Doctors like Krishnamurthy are now recommending that campaigns against fast food and smoking be run from school days itself. “We have to change the way our children look at things like chocolate or ice-cream as reward,” says Dr Shad. “The brain senses the reward and wants to constantly binge on it.”
WHAT ABOUT PREVENTION? Doctors recommend that we lead an active lifestyle, take up exercise encourage children to engage in physical activity as well. “Do not take things like high cholesterol and borderline diabetes and hypertension lightly,” says Dr Krishnamurthy. Particular care must be taken by people who have a combination of factors like diabetes, obesity, hypertension, a history of smoking and a family history of heart disease. For those in the high-risk category, doctors recommend keeping a watch on these things and go for detection tests like CT angiogram.

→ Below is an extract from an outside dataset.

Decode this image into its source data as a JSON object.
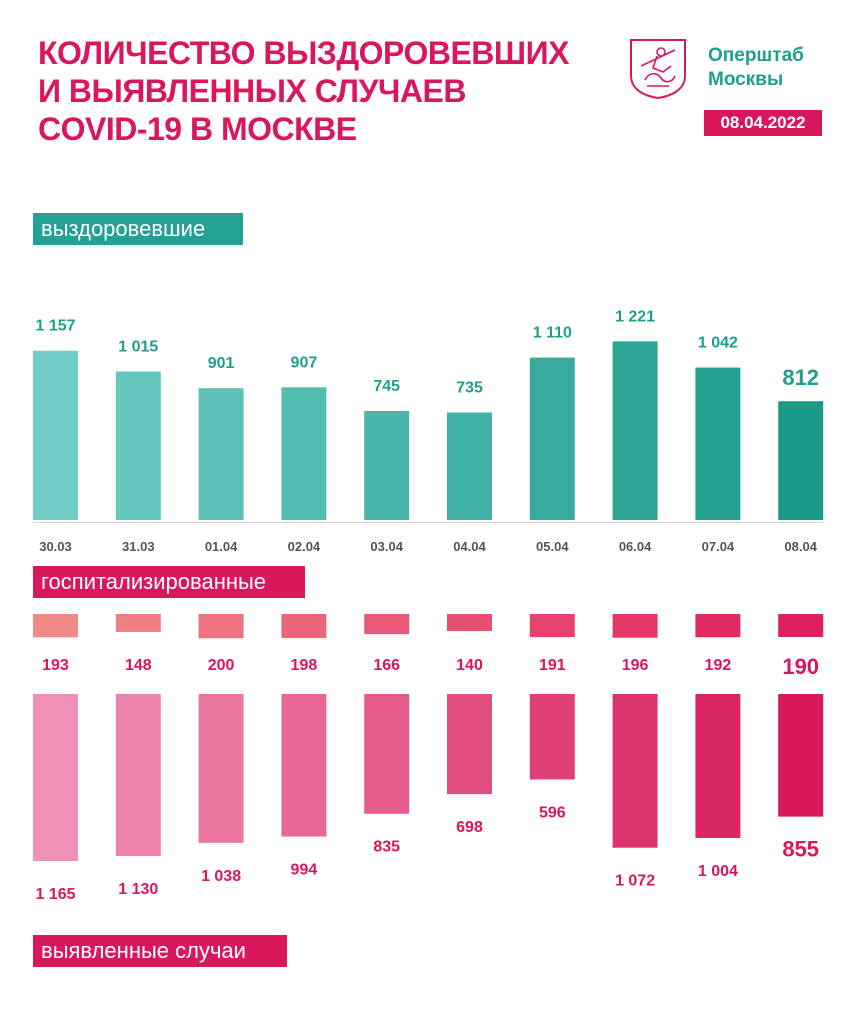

There has been quite a debate on the use of statins as well. Many have accused the health industry of pushing these for profit. “They are not for everyone. But if your risk is high, because of a combination of factors, the doctor will most likely recommend them,” says Dr Shad. Many who take statins complain about the side-effects, such as muscle pain. But Dr Shad points to a recent study by Imperial College London which suggests that most symptoms from taking statins could be due to ‘nocebo effect’—where people get symptoms because they expect to experience negative side-effects. “I know of four doctors who were unable to tolerate statins earlier, but can take them very well after they got stents in angioplasty procedure to open up their arteries,” he says.
But a better option is to avoid all risk factors. “You cannot do anything about genetics. But it would be foolish if you have a family history and you also choose to smoke,” says Dr Bazaz.